We are getting increasing reports of FDLR targeting civilians they accuse of collaborating.

TO BE NOTED: From Stop The War In North Kivu:

"
Negative hornets
2009 March 20

We are getting increasing reports of FDLR targeting civilians they accuse of collaborating. We’re seeing increased instances of rape and killings of civilians“(…) “A hornets’ nest has been stirred up, and I’m not sure that anyone is prepared to deal with the angry hornets.”

Anneke Van Woudenberg (HRW) recently said this regarding the “counter attack” of FDLR forces in the Kivus after the departure of the Rwandan Armed Forces at the end of February.

I agree with this opinion. The metaphor, though, is a dangerous one. I find picturing the FDLR as a “hornest´nest” pretty close to a term well-known in the region: that of “negative forces”.

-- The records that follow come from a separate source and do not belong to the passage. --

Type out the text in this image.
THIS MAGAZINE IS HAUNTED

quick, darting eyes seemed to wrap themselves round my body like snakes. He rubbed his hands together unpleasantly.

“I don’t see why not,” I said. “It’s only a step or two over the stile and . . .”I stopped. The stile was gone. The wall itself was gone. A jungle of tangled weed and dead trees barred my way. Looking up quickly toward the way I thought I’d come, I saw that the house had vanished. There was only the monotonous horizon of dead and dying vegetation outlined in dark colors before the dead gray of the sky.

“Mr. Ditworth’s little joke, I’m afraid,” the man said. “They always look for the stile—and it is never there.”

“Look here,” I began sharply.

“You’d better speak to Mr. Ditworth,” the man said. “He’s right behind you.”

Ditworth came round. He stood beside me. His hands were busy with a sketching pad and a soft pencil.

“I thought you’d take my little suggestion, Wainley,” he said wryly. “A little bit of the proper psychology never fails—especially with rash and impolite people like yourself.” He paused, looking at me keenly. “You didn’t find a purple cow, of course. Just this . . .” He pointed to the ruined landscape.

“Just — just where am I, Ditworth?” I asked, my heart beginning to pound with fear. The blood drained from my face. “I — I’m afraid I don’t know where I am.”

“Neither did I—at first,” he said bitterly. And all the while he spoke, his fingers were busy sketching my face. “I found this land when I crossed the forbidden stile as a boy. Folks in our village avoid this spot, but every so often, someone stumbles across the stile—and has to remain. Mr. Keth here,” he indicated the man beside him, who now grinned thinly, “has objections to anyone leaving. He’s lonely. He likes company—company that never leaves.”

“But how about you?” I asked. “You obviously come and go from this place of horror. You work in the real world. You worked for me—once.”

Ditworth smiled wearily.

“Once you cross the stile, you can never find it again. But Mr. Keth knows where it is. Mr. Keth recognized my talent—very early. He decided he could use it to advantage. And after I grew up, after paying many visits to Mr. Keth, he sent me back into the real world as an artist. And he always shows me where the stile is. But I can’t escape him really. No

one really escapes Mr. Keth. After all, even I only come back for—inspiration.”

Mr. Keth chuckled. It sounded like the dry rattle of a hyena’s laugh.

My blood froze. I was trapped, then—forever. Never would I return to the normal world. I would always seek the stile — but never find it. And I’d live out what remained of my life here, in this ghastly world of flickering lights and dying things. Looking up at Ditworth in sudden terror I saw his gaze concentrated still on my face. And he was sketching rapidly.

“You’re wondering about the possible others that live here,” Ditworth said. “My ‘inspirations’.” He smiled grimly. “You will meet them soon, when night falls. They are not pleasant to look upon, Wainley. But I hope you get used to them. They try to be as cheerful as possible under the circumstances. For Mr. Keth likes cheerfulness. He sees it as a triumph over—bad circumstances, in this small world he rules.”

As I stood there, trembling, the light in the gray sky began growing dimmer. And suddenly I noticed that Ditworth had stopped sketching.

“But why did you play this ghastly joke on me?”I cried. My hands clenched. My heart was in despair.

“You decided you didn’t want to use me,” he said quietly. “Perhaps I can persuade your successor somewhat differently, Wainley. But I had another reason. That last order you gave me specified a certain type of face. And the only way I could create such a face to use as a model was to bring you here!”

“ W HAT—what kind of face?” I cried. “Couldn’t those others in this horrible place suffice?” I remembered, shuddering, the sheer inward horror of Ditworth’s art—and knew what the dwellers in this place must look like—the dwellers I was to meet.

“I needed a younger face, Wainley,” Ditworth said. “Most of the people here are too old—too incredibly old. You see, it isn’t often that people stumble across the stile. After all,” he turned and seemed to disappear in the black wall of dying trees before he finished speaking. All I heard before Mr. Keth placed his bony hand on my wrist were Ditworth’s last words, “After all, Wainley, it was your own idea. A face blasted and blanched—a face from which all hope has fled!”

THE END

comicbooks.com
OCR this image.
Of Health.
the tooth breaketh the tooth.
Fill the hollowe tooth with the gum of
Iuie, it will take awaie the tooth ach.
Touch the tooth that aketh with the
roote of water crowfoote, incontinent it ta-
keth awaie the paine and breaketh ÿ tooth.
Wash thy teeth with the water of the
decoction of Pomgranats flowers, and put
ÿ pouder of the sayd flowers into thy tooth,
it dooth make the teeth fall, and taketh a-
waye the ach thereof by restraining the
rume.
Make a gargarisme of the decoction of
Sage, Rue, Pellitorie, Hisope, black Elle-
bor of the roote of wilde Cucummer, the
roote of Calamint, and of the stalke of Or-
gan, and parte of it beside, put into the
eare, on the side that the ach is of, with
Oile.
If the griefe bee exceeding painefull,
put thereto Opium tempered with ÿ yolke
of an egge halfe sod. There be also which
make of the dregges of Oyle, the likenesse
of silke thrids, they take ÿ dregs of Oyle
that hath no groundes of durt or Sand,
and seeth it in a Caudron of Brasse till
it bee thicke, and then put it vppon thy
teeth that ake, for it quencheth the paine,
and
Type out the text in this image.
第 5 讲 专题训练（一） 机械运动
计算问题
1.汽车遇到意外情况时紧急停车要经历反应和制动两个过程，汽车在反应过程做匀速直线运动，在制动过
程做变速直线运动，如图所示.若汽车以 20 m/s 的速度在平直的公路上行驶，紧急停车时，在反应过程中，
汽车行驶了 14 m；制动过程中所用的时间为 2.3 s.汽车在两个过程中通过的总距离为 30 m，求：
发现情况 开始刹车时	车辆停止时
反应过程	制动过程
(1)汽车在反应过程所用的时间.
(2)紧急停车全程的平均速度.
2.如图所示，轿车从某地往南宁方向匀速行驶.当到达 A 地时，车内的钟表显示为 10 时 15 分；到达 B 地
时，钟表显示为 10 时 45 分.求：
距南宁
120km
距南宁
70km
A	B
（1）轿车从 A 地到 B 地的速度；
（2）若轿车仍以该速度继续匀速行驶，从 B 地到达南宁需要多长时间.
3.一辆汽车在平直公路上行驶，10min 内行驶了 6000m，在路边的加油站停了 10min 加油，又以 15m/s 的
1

As in any other war, language in the Great Lakes Region is a tool of propaganda. For years, one of the biggest propaganda successes of the Rwandan regime was coining the term “negative forces” referring to FDLR. Almost everyone used it for a while. By using it, everything regarding this group became instantly bad. However, many historians and analysts have shown that the degree of revengeful violence inflicted in the Kivus by the Rwandan Armed Forces was comparable to the unbearable suffering Rwanda went through in 1994. This to say: there is not one single “negative force” in this affair, but many. One side, though, has been able to present itself as a pure and simple victim for a long time. That is part of the truth (a painful truth that has to be remembered and never forgotten), but not the whole of it.

There are no memorials for the people that were slaughtered at the other side of the border, in Congolese soil. And they were many."